Magnetic mesoporous silica nanoparticles for CpG delivery to enhance cytokine induction via toll-like receptor 9

Abstract

We developed a potential cytosine–phosphate–guanosine oligodeoxynucleotide (CpG ODN) delivery system based on magnetic mesoporous silica (MMS) nanoparticles by binding of CpG ODN onto aminated MMS (MMS–NH₂) nanoparticles to form CpG/MMS–NH₂ complexes for toll-like receptor 9 (TLR9)-mediated induction of cytokines. Magnetization, serum stability, in vitro cytotoxicity, cellular uptake, and interleukin-6 (IL-6) induction of CpG/MMS–NH₂ complexes were evaluated.

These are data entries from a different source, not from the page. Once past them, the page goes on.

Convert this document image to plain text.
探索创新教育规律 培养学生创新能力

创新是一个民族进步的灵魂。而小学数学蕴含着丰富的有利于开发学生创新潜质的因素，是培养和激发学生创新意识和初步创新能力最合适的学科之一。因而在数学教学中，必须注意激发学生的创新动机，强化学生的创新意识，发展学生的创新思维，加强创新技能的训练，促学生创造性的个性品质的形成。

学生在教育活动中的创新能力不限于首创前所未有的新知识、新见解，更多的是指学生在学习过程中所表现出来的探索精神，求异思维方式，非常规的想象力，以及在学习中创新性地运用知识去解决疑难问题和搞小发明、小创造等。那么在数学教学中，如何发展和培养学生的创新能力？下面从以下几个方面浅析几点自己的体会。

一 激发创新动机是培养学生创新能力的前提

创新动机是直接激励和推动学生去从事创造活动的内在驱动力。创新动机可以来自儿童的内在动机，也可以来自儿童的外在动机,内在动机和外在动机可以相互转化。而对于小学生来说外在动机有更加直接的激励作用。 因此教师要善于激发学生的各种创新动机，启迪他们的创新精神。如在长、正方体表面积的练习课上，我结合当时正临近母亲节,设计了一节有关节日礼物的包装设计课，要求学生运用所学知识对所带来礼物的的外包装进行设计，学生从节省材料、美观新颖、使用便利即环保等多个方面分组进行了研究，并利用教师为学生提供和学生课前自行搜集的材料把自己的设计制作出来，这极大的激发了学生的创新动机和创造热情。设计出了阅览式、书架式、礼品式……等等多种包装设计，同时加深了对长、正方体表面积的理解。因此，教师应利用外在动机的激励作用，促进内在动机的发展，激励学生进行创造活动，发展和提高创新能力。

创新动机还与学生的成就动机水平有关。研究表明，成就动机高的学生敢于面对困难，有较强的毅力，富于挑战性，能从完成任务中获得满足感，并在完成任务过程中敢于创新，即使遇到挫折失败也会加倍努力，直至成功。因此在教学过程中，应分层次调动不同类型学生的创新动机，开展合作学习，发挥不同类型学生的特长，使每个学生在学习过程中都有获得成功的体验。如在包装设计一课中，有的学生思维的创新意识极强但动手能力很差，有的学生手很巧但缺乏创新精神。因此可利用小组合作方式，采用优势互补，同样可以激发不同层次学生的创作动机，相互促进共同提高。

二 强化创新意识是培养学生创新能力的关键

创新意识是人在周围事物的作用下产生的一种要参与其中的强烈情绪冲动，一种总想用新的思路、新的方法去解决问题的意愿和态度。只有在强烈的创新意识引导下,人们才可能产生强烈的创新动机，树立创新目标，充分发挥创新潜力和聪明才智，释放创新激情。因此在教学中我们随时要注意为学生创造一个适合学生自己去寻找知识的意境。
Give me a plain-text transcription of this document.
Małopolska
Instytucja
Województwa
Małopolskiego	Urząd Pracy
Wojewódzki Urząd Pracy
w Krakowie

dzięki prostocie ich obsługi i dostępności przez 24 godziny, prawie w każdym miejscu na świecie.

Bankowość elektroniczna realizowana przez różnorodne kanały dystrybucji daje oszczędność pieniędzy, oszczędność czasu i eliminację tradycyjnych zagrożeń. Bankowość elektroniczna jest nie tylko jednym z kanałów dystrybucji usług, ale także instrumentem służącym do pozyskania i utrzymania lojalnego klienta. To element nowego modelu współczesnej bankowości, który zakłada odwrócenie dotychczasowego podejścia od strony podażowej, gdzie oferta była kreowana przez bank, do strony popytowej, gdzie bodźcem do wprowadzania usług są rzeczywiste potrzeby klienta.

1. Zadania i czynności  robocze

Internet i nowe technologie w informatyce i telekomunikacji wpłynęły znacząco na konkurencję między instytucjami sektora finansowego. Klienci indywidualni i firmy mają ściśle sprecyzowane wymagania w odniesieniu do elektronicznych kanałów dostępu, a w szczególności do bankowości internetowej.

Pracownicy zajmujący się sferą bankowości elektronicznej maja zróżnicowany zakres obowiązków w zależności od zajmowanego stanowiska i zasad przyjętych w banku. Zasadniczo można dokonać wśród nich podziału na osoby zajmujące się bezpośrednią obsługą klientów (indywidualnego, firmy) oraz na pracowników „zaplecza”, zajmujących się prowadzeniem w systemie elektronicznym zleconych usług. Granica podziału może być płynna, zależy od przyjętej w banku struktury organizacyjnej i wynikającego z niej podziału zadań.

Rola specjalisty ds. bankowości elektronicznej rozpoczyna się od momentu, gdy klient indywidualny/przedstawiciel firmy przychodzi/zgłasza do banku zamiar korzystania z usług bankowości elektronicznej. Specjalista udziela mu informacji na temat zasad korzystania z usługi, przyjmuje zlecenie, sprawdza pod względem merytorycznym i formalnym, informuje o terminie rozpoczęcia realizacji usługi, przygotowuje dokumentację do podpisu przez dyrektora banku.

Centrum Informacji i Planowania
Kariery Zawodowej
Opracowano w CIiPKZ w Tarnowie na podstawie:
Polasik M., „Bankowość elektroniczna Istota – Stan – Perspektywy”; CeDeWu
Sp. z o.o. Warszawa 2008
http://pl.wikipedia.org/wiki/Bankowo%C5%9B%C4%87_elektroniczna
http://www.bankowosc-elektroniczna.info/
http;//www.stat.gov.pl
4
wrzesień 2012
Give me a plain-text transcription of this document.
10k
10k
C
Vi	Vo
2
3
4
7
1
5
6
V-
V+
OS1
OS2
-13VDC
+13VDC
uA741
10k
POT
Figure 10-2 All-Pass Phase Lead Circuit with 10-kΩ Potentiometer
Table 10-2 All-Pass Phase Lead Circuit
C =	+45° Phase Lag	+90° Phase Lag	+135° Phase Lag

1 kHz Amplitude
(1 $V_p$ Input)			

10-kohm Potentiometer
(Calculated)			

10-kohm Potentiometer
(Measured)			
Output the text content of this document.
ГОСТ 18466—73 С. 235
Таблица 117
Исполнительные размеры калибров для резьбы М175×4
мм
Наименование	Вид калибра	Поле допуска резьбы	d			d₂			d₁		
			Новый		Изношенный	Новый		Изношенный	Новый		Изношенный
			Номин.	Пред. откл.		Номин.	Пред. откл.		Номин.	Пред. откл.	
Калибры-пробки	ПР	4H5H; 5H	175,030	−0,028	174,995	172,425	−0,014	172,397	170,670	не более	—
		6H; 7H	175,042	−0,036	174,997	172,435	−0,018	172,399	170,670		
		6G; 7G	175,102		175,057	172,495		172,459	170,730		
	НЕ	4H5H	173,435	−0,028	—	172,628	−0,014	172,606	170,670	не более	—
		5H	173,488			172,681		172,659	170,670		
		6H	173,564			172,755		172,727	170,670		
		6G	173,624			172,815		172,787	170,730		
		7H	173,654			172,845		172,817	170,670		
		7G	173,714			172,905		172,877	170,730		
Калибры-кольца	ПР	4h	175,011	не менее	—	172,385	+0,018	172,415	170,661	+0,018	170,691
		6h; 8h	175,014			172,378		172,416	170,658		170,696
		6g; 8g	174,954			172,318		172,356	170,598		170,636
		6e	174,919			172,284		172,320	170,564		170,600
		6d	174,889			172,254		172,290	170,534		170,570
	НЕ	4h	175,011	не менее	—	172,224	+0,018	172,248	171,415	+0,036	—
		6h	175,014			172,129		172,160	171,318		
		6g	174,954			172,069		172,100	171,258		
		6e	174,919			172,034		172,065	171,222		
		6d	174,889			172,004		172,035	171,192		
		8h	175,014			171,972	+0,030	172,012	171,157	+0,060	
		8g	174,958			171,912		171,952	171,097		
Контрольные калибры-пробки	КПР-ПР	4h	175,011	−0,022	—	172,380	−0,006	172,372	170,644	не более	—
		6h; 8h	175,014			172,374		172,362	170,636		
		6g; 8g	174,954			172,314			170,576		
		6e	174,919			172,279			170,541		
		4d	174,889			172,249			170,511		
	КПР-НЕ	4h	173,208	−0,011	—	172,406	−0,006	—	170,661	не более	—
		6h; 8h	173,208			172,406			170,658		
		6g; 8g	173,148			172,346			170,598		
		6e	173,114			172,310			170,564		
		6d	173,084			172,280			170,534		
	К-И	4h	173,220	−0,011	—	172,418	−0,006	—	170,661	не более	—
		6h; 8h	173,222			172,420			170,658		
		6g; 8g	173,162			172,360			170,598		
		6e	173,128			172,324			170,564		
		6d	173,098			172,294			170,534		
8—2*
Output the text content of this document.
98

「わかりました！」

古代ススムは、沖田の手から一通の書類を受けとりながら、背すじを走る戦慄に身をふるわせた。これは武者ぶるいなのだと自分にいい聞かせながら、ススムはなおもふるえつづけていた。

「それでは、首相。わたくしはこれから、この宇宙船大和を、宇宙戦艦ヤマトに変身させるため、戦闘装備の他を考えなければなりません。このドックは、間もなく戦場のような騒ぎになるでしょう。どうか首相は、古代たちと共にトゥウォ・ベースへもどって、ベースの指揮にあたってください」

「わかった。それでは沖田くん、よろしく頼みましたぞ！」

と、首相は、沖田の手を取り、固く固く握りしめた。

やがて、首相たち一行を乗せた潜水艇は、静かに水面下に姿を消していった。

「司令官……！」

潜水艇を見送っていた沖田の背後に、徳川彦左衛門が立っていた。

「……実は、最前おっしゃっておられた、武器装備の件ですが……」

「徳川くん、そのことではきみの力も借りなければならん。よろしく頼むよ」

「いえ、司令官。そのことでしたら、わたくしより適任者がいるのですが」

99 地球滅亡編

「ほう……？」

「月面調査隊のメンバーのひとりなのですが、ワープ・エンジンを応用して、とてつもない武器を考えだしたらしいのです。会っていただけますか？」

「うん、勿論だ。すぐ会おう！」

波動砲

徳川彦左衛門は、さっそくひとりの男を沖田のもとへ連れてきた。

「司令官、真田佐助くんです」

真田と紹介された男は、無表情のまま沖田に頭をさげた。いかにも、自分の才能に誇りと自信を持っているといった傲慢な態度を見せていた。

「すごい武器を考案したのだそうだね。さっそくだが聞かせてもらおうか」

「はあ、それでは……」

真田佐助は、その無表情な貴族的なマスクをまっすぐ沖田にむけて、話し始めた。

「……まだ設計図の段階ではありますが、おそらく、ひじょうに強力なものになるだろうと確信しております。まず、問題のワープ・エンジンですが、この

The results showed that MMS nanoparticles exhibited superparamagnetic behavior with a saturation magnetization of 6.5 emu g⁻¹. Also, MMS–NH₂ nanoparticles had no cytotoxicity to Raw 264.7 cells, and CpG/MMS–NH₂ complexes enhanced the serum stability of CpG ODN and could be localized in the endolysosomes after endocytosis by cells. Importantly, CpG/MMS–NH₂ complexes significantly enhanced the TLR9-mediated IL-6 induction compared to free CpG ODN. Therefore, CpG/MMS–NH₂ complexes could exhibit magnetic targeted delivery and significantly enhance the TLR9-mediated cytokine induction for stimulating immune responses.